シリーズで随一の鮮烈な印象を残して去っていった美少女・北里真知子通称マコが登場。転校生の彼女は、借金取りから逃げ回っている実情を覆い隠している、虚言壁の持ち主だった。美人で、家はお金持ちで、性格もよくて……という設定のためには、幼い子どもにお駄賃をやって川で溺れているフリをさせ、自身それを助ける、といったようなことも辞さない。三人組に訪れる淡くて切ない恋、というにはあまりにも。あまりにも……! 結局三人組が途中でそのことに気づいたのも知らず、彼女は最初から最後まで優等生を演じきった。ただただ「そういう子」もいる、と示してみせる那須先生は、虚言癖を一概に「嘘はいけないこと」として作中で更生させるよりもずっと厳しい。

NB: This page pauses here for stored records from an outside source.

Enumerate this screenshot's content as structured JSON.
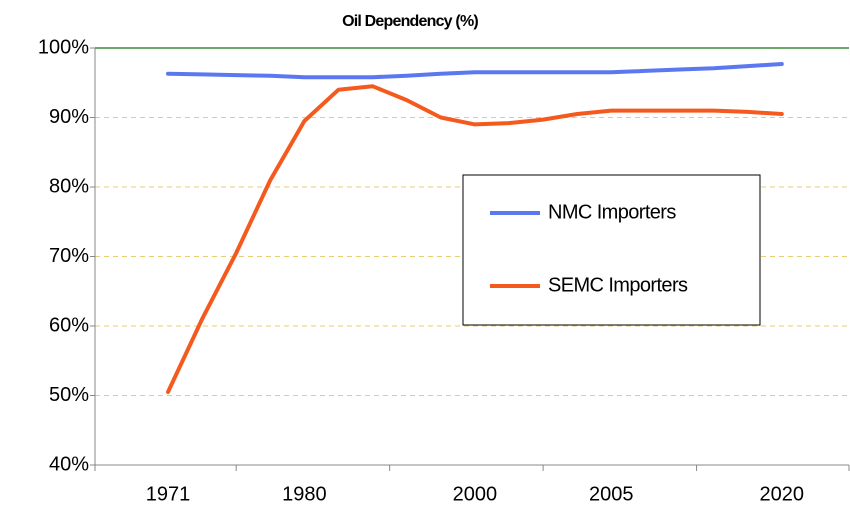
{
  "chart_data": {
    "type": "line",
    "title": "Oil Dependency (%)",
    "categories": [
      "1971",
      null,
      null,
      null,
      "1980",
      null,
      null,
      null,
      null,
      "2000",
      null,
      null,
      null,
      "2005",
      null,
      null,
      null,
      null,
      "2020"
    ],
    "series": [
      {
        "name": "NMC Importers",
        "color": "#5b78f0",
        "values": [
          96.3,
          96.2,
          96.1,
          96.0,
          95.8,
          95.8,
          95.8,
          96.0,
          96.3,
          96.5,
          96.5,
          96.5,
          96.5,
          96.5,
          96.7,
          96.9,
          97.1,
          97.4,
          97.7
        ]
      },
      {
        "name": "SEMC Importers",
        "color": "#f45a1e",
        "values": [
          50.5,
          61,
          70.5,
          81,
          89.5,
          94,
          94.5,
          92.5,
          90,
          89,
          89.2,
          89.7,
          90.5,
          91,
          91,
          91,
          91,
          90.8,
          90.5
        ]
      }
    ],
    "ylim": [
      40,
      100
    ],
    "yticks": [
      {
        "value": 40,
        "label": "40%"
      },
      {
        "value": 50,
        "label": "50%"
      },
      {
        "value": 60,
        "label": "60%"
      },
      {
        "value": 70,
        "label": "70%"
      },
      {
        "value": 80,
        "label": "80%"
      },
      {
        "value": 90,
        "label": "90%"
      },
      {
        "value": 100,
        "label": "100%"
      }
    ],
    "grid": true,
    "legend": "right"
  }
}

ズッコケ中年三人組 41歳の(秘)大作戦 」では彼女のその後が語られている。マコは相変わらずマコであった。

あやうしズッコケ探検隊


ガス欠のボートが漂着した無人*1でサバイバル。自分たちで家を作ったり、食料を採取したり、そういった男の子的な憧れが詰まった巻であると同時に、至高のユリ小説でもある。団塊ジュニア世代はみんなこの本を読んでユリに憧れたんだ。なあ、あんたもそうだろう?


大人になってから再読した時は、無人である筈の島に住み着いている彦田老人のことが気になった。身よりもなく、人里離れたところに暮らしている謎の老人……というとこの手の話としてはお決まりのパターンだけど、彼の場合時々本土から役所の人間が生活物資を持って訪ねてきているんですよね。那須先生らしいリアリティの取り方。そして、劇中においてとうとうこの島での生活がままならなくなった老人は、本土の老人ホームへ入れられてしまう。老人はそのことを肯定も否定もしないけれど、役所の人間が来てからの態度の豹変から、三人組は何かを感じ取るのでした。


同じ年に発表された「ぼくらは海へ 」は本作とは対になっている、ということでシリアスな部分ばかり取り上げられるけど、あれはあれで船造りの工程が楽しそうではあった。

ズッコケ山賊修業中


山陰地方には、はるか昔大和朝廷に追われた者たちの末裔が今も隠れ住んでいる。彼らは山賊に身をやつしながら、「土ぐも様」なる存在を崇拝し、いつの日にか都に攻め上る日を待ち望んでいる。三人組と大学生の堀口さんは一族に新しい血を入れるため、彼らに拉致される。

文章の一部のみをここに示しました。